Mila’s mutation interrupted splicing and introduced a unique “stop” signal, which caused her cells to produce a shorter-than-normal version of the MFSD8 protein.

Researchers saw in this unique mutation an opportunity to tackle the disease using a mechanism of action and route of delivery identical to a medicine approved for children with spinal muscular atrophy (SMA) — Spinraza (nursinersen, developed by Biogen).

The approach consisted on designed a series of so-called antisense oligonucleotides (ASO) to bypass the splicing defect. These consist of short pieces of modified DNA made in the lab that were designed to home in on the MFSD8 gene and cover up the erroneous “stop” signal.

This would work as a Band-Aid that would allow the splicing machinery to read through the “stop” sequence and produce a full-length mRNA just like the one that would be made normally and give rise to a normal protein.

Using cells collected from the child, Yu’s team selected the best candidate ASO that could repair the splicing defect and correct the lysosomal abnormalities found in the child’s cells. They named their best candidate “milasen.”

In January 2018, the FDA granted permission to test milasen as a Single-Patient Compassionate-Use Investigational New Drug. The trial began Jan. 31, 2018.

The child received nine escalating doses of milasen — starting at 3.5 mg and increasing approximately every two weeks up to 42 mg — given by spinal injections (intrathecally) to enter the spinal canal and target the treatment to the brain. Since then, she has received maintenance treatments every two to three months, starting in August 2018.

Since the treatment began, the disease has slowed or stabilized. Seizure frequency has decreased from 15–30 seizures daily to between 0–20 per day; seizure duration decreased from one to two minutes to usually just a few seconds each.

“Over the course of treatment to date, milasen appears to have had an acceptable side-effect profile, with no safety concerns,” researchers wrote. Over the first year of treatment, no significant adverse changes were observed in vital signs, on strength, gait, and sensory testing, or in clinical lab test profiles.

The start of something big

Milasen itself remains an investigational treatment and is not suited for the treatment of other patients with Batten’s. But it could kick-off a revolution in how these and other rare genetic conditions are treated.

“This study offers a possible template for the rapid development of patient-customized treatments,” researchers wrote.

“Everyone knows that the future of precision medicine in pediatrics is developing treatments for kids one at a time, the way this work has done. But until now no one had a real-life case where everything lined up in a way to allow them to do it,” said Christopher A. Walsh, MD, PhD, chief of the Division of Genetics at Boston Children’s Hospital.
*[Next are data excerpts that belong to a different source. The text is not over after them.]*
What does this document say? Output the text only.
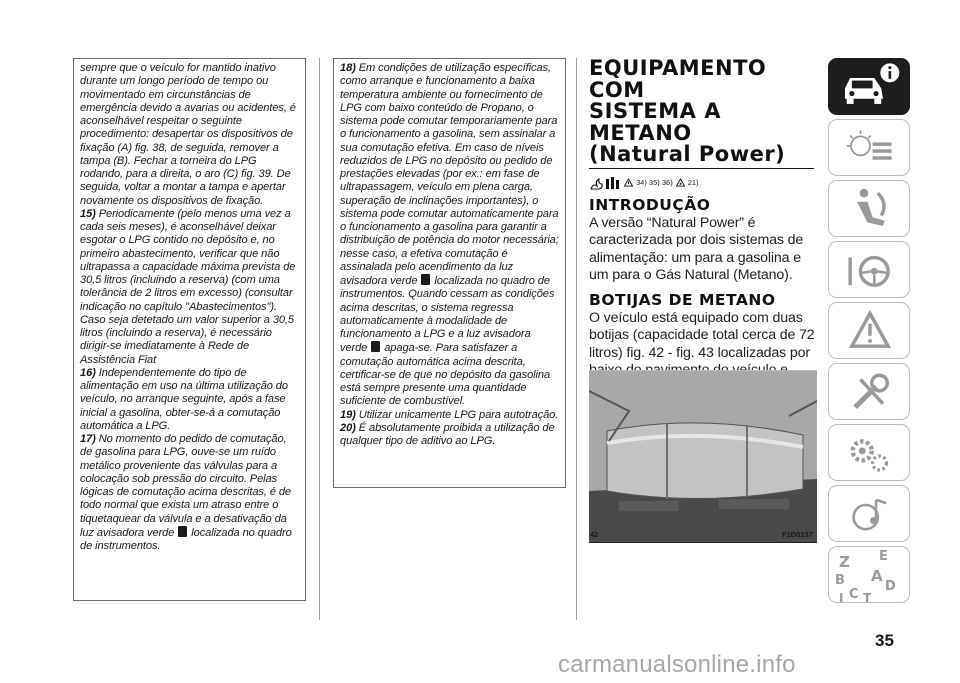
sempre que o veículo for mantido inativo durante um longo período de tempo ou movimentado em circunstâncias de emergência devido a avarias ou acidentes, é aconselhável respeitar o seguinte procedimento: desapertar os dispositivos de fixação (A) fig. 38, de seguida, remover a tampa (B). Fechar a torneira do LPG rodando, para a direita, o aro (C) fig. 39. De seguida, voltar a montar a tampa e apertar novamente os dispositivos de fixação.

15) Periodicamente (pelo menos uma vez a cada seis meses), é aconselhável deixar esgotar o LPG contido no depósito e, no primeiro abastecimento, verificar que não ultrapassa a capacidade máxima prevista de 30,5 litros (incluindo a reserva) (com uma tolerância de 2 litros em excesso) (consultar indicação no capítulo "Abastecimentos"). Caso seja detetado um valor superior a 30,5 litros (incluindo a reserva), é necessário dirigir-se imediatamente à Rede de Assistência Fiat

16) Independentemente do tipo de alimentação em uso na última utilização do veículo, no arranque seguinte, após a fase inicial a gasolina, obter-se-á a comutação automática a LPG.

17) No momento do pedido de comutação, de gasolina para LPG, ouve-se um ruído metálico proveniente das válvulas para a colocação sob pressão do circuito. Pelas lógicas de comutação acima descritas, é de todo normal que exista um atraso entre o tiquetaquear da válvula e a desativação da luz avisadora verde localizada no quadro de instrumentos.

18) Em condições de utilização específicas, como arranque e funcionamento a baixa temperatura ambiente ou fornecimento de LPG com baixo conteúdo de Propano, o sistema pode comutar temporariamente para o funcionamento a gasolina, sem assinalar a sua comutação efetiva. Em caso de níveis reduzidos de LPG no depósito ou pedido de prestações elevadas (por ex.: em fase de ultrapassagem, veículo em plena carga, superação de inclinações importantes), o sistema pode comutar automaticamente para o funcionamento a gasolina para garantir a distribuição de potência do motor necessária; nesse caso, a efetiva comutação é assinalada pelo acendimento da luz avisadora verde localizada no quadro de instrumentos. Quando cessam as condições acima descritas, o sistema regressa automaticamente à modalidade de funcionamento a LPG e a luz avisadora verde apaga-se. Para satisfazer a comutação automática acima descrita, certificar-se de que no depósito da gasolina está sempre presente uma quantidade suficiente de combustível.

19) Utilizar unicamente LPG para autotração.

20) É absolutamente proibida a utilização de qualquer tipo de aditivo ao LPG.

EQUIPAMENTO COM
SISTEMA A METANO
(Natural Power)
34) 35) 36) 21)
INTRODUÇÃO

A versão “Natural Power” é caracterizada por dois sistemas de alimentação: um para a gasolina e um para o Gás Natural (Metano).

BOTIJAS DE METANO

O veículo está equipado com duas botijas (capacidade total cerca de 72 litros) fig. 42 - fig. 43 localizadas por

42	F1D0137
Z E
A
B
C T
D
I
35
carmanualsonline.info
Yu believes that many other cases might be treated with a similar strategy. He and Mila’s mother met recently with the FDA to discuss a new regulatory model that offers custom ASO treatments for patients with rare or unique conditions.

“There are whole categories of diseases with populations too small to attract industry effort,” Yu said. “But in the hospital where research is a major focus, we can go one step, one patient, at a time. I think that some of the most exciting parts in science are when you try to do something new, when there isn’t a recipe.”

This study was funded by Mila’s Miracle Foundation — the non-profit started in 2016 to help treat the girl, the Mooney Family Fund, and other academic institutions.